What is Montessori?
|February 20, 2012||Posted by eryn under Montessori|
I have to confess that I am far from an expert on Montessori. I’m just a mom with a passion for the Montessori method. But I’ll do my best to give a little history of Maria Montessori and the Montessori method based on what I know.
Maria Montessori was born in Italy in 1870. She graduated with a medical degree from the University of Rome in 1896, which was almost unheard of for a woman of her generation. She began working with mentally disabled children, eventually becoming co-director of the Scuola Magistrale Ortofenica, a training institute for teachers working with mentally disabled children. She developed methods and materials there that she later used while working at the first Casa dei Bambini, or Children’s House, which opened in Rome in 1907. It was from her observations of these children that she developed what would become the hallmarks of the Montessori philosophy, including using child-sized furniture that is light enough for the children to move, placing child-sized materials on easily accessible shelves, incorporating practical life activities such as flower arranging, hand washing and cooking into the curriculum, and allowing the children free choice of the materials and long periods of uninterrupted work. The success of that school led to the opening of more Children’s Houses and to an expansion of the curriculum to include reading and writing exercises.

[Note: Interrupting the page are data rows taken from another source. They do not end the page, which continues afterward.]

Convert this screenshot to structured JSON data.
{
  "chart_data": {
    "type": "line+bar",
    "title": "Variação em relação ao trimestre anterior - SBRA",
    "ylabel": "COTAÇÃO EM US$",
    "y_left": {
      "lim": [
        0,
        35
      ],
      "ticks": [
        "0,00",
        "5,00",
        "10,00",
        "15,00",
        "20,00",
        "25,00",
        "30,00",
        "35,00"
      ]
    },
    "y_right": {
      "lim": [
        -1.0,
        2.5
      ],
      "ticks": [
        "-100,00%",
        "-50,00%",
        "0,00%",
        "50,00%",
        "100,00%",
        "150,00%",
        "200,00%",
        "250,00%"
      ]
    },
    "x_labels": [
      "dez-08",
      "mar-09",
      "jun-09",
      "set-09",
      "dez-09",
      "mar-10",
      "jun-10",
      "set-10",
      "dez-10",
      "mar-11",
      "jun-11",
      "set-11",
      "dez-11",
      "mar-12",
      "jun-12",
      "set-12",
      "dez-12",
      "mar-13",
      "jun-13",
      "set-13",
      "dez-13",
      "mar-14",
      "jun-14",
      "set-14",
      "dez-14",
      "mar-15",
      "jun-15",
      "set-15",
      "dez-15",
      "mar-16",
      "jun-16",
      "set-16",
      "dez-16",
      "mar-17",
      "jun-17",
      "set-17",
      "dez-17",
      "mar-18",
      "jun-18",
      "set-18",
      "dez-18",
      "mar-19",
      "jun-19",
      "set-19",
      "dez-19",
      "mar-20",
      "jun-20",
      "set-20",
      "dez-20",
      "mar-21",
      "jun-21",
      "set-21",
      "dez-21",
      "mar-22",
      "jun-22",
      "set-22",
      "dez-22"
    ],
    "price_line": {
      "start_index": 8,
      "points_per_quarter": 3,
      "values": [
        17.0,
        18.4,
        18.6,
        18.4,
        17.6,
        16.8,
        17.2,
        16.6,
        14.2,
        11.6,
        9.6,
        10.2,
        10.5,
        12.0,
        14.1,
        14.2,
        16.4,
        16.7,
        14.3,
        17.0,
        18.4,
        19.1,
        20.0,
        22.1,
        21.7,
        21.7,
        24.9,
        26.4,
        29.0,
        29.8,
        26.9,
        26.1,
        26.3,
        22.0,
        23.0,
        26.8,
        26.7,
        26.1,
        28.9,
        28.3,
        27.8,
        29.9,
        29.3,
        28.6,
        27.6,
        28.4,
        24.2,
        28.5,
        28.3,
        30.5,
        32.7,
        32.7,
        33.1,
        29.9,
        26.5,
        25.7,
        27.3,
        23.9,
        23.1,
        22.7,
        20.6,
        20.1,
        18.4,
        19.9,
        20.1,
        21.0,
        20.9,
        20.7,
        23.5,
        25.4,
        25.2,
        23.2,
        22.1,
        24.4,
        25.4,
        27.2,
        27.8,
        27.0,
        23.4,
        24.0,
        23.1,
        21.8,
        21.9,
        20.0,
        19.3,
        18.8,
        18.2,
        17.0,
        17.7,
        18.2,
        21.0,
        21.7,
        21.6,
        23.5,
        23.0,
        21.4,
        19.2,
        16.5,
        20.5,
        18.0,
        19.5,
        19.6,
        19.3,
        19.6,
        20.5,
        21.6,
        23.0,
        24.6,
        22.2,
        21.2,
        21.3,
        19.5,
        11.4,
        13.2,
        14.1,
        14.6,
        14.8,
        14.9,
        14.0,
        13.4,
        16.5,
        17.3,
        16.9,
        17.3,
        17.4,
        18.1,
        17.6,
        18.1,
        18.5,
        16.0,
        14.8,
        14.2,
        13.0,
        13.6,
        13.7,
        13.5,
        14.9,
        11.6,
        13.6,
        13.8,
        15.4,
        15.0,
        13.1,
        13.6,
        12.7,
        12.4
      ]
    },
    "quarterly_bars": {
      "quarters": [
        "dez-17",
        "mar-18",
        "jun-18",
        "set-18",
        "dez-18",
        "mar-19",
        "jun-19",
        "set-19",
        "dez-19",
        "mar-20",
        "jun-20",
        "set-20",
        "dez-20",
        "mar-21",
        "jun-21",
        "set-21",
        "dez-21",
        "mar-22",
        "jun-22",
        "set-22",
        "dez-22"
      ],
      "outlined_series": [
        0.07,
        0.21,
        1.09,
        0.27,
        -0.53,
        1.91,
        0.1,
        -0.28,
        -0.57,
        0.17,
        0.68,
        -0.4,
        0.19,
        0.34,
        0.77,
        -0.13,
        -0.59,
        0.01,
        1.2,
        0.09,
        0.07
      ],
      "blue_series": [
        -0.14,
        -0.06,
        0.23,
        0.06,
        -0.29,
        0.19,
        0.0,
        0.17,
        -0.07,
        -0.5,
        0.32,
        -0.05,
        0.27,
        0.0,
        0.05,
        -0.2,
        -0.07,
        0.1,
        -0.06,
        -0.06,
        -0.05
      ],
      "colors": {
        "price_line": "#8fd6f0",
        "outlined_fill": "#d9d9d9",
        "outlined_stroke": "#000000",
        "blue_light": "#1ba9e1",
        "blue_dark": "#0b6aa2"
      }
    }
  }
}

I won’t go through the whole history of Montessori education, but suffice it to say that from these beginnings, Montessori schools continued to open throughout the world and Montessori herself continued to observe and refine her methods. For example, she recognized four distinct “planes” of human development — from birth to six years, six to 12 years, 12 to 18 years, and 18 to 24 years — and called for different educational approaches for each of these developmental phases. Montessori also observed that there sensitive periods in which children concentrate mainly on certain activities. For example, the sensitive period for language occurs from birth to six years of age, a time in which children learn to speak, read and write. This is why it is so much easier for children to learn foreign languages at a young age.
I think it’s important to note that the name “Montessori” is not legally protected, so there are many schools out there today that aren’t truly Montessori. Anyone can use the name “Montessori,” so it’s important to check a school out and see what it’s like before you sign up your children. In the United States, there are two main accrediting institutions — American Montessori Internationale, which was founded in 1929 by Maria Montessori and closely adheres to her original principles, and the American Montessori Society, which has modified Montessori education to more closely reflect the values of contemporary American society.
What role has Montessori education played in your life?